3. BDNF in Allergic Asthma

Contrary to the findings in AD, the topic of increased BDNF serum levels in asthma is controversial. While a study from Lommatzsch et al. demonstrated significantly higher serum and plasma levels of BDNF in patients with allergic asthma [19], Joachim et al. did not observe increased serum levels of BDNF in allergic asthma when compared to healthy control subjects [20]. However, BDNF levels in the serum of asthmatic children were found to be inversely correlated with the expiratory volume [21]. Additionally, it has also been observed that BDNF levels in bronchoalveolar lavage fluid (BALF) of asthma patients were elevated after provocation with allergens [22]. These findings might indicate that the release of BDNF in acutely inflamed airways occurs in a more local manner without necessarily increasing systemic levels. BDNF has been described to be expressed by both the bronchial and alveolar epithelium, fibroblasts, the vascular epithelium, and airway smooth muscle cells in human lung tissue [23]. BDNF, derived from human airway smooth muscle cells, has been shown to regulate the release of calcium from the sarcoplasmic reticulum in response to agonists via TrkB. This is suggested to have an impact on the contractility of airway smooth muscle cells in asthma [24]. Another source of high amounts of BDNF are platelets, which were shown to contain reduced amounts of BDNF during respiratory tract infections. This might be due to the enhanced release of BDNF during inflammation [25]. Furthermore, elevated concentrations of BDNF in platelets correlate with bronchial hyperresponsiveness in allergic asthma, and inhibition of BDNF reduces neuronal hyperreactivity to allergens, as shown in an animal model [19]. As observed in the skin, BDNF might change the morphology of nerves in the airways since nerve fiber density was described to be higher in eosinophilic asthma, which was associated with a higher sensitivity to environmental stimuli. It was shown in mice that eosinophils increase epithelial innervation and neuronal reflex bronchoconstriction [26]. Since eosinophils in the skin cause an outgrowth of nerve fibers via BDNF, it might have the same effect on nerves in the airways. All these findings imply that BDNF is also involved in atopic diseases of the respiratory system.
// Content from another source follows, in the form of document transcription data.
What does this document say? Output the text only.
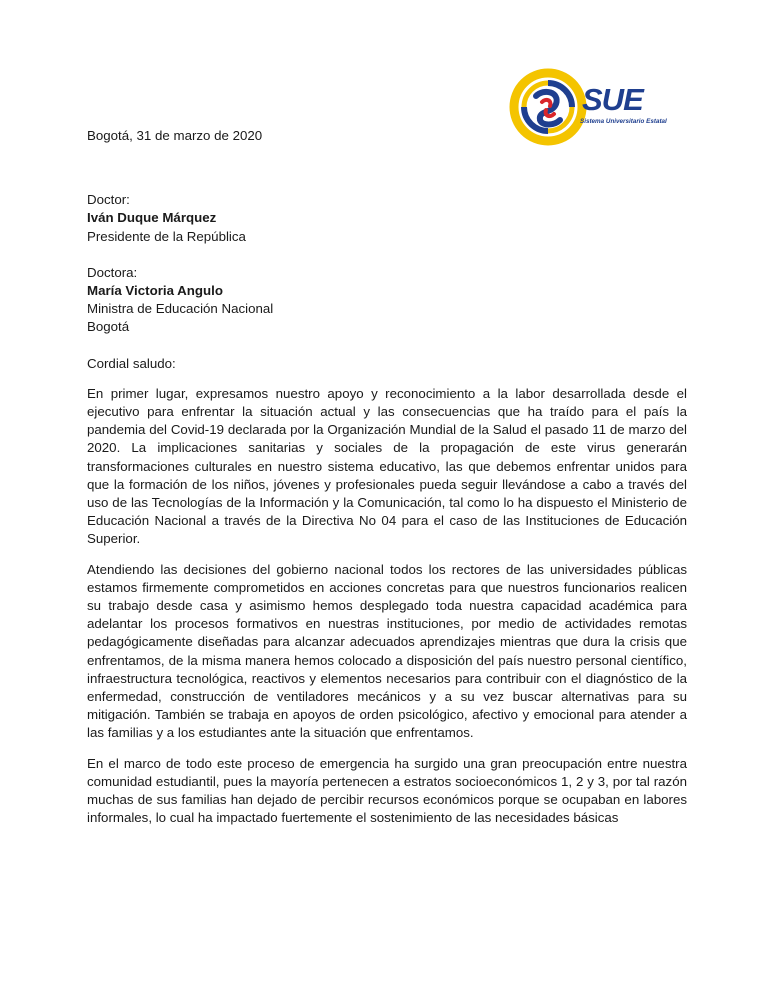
SUE
Sistema Universitario Estatal
Bogotá, 31 de marzo de 2020
Doctor:
Iván Duque Márquez
Presidente de la República
Doctora:
María Victoria Angulo
Ministra de Educación Nacional
Bogotá
Cordial saludo:

En primer lugar, expresamos nuestro apoyo y reconocimiento a la labor desarrollada desde el ejecutivo para enfrentar la situación actual y las consecuencias que ha traído para el país la pandemia del Covid-19 declarada por la Organización Mundial de la Salud el pasado 11 de marzo del 2020. La implicaciones sanitarias y sociales de la propagación de este virus generarán transformaciones culturales en nuestro sistema educativo, las que debemos enfrentar unidos para que la formación de los niños, jóvenes y profesionales pueda seguir llevándose a cabo a través del uso de las Tecnologías de la Información y la Comunicación, tal como lo ha dispuesto el Ministerio de Educación Nacional a través de la Directiva No 04 para el caso de las Instituciones de Educación Superior.

Atendiendo las decisiones del gobierno nacional todos los rectores de las universidades públicas estamos firmemente comprometidos en acciones concretas para que nuestros funcionarios realicen su trabajo desde casa y asimismo hemos desplegado toda nuestra capacidad académica para adelantar los procesos formativos en nuestras instituciones, por medio de actividades remotas pedagógicamente diseñadas para alcanzar adecuados aprendizajes mientras que dura la crisis que enfrentamos, de la misma manera hemos colocado a disposición del país nuestro personal científico, infraestructura tecnológica, reactivos y elementos necesarios para contribuir con el diagnóstico de la enfermedad, construcción de ventiladores mecánicos y a su vez buscar alternativas para su mitigación. También se trabaja en apoyos de orden psicológico, afectivo y emocional para atender a las familias y a los estudiantes ante la situación que enfrentamos.

En el marco de todo este proceso de emergencia ha surgido una gran preocupación entre nuestra comunidad estudiantil, pues la mayoría pertenecen a estratos socioeconómicos 1, 2 y 3, por tal razón muchas de sus familias han dejado de percibir recursos económicos porque se ocupaban en labores informales, lo cual ha impactado fuertemente el sostenimiento de las necesidades básicas
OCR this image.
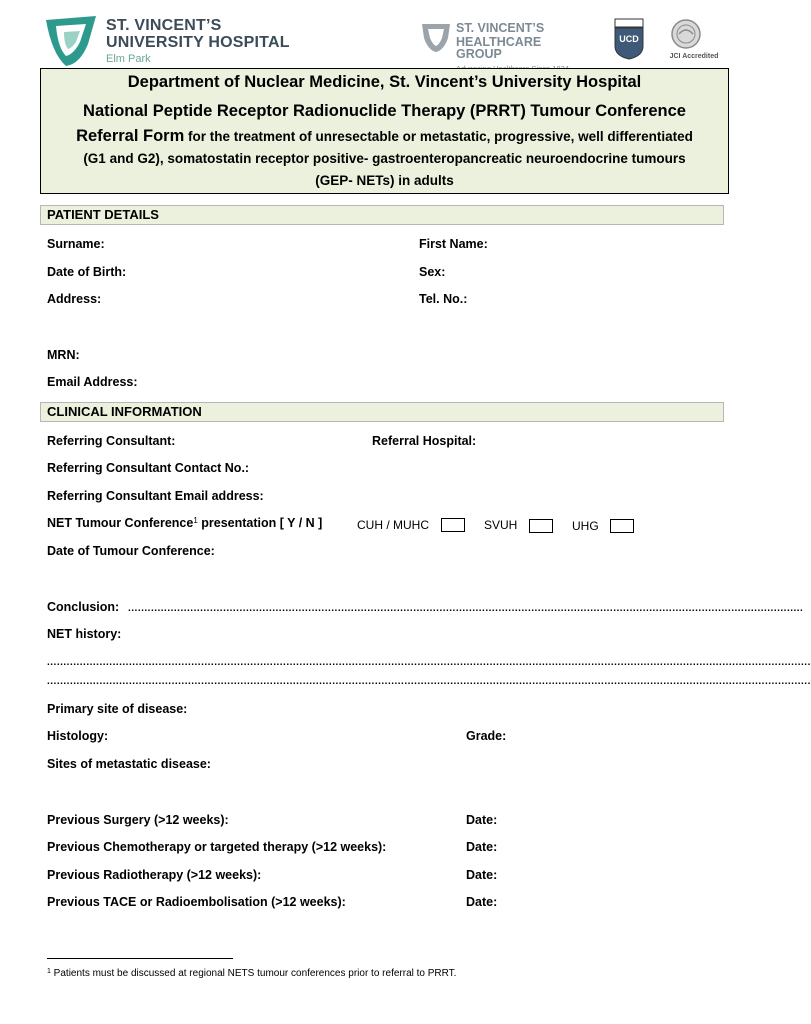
ST. VINCENT’S
UNIVERSITY HOSPITAL
Elm Park
ST. VINCENT’S
HEALTHCARE GROUP
UCD
JCI Accredited
Department of Nuclear Medicine, St. Vincent’s University Hospital
National Peptide Receptor Radionuclide Therapy (PRRT) Tumour Conference
Referral Form for the treatment of unresectable or metastatic, progressive, well differentiated
(G1 and G2), somatostatin receptor positive- gastroenteropancreatic neuroendocrine tumours
(GEP- NETs) in adults
PATIENT DETAILS
Surname:	First Name:
Date of Birth:	Sex:
Address:	Tel. No.:
MRN:
Email Address:
CLINICAL INFORMATION
Referring Consultant:	Referral Hospital:
Referring Consultant Contact No.:
Referring Consultant Email address:
NET Tumour Conference$^1$ presentation [ Y / N ]	CUH / MUHC	SVUH	UHG
Date of Tumour Conference:
Conclusion: ..............................................................................................................................................................................................................
NET history:
.........................................................................................................................................................................................................................................
.........................................................................................................................................................................................................................................
Primary site of disease:
Histology:	Grade:
Sites of metastatic disease:
Previous Surgery (>12 weeks):	Date:
Previous Chemotherapy or targeted therapy (>12 weeks):	Date:
Previous Radiotherapy (>12 weeks):	Date:
Previous TACE or Radioembolisation (>12 weeks):	Date:
$^1$ Patients must be discussed at regional NETS tumour conferences prior to referral to PRRT.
In summary, differing expression levels of BDNF in serum and local fluids of patients with AD and symptom-free subjects indicate that BDNF plays an important role in allergic diseases. This is further substantiated by the fact that allergen provocation also induces varying BDNF levels in AR and allergic asthma. Furthermore, BDNF also promotes morphological changes in neurons in AD as a result of neuroimmune interactions.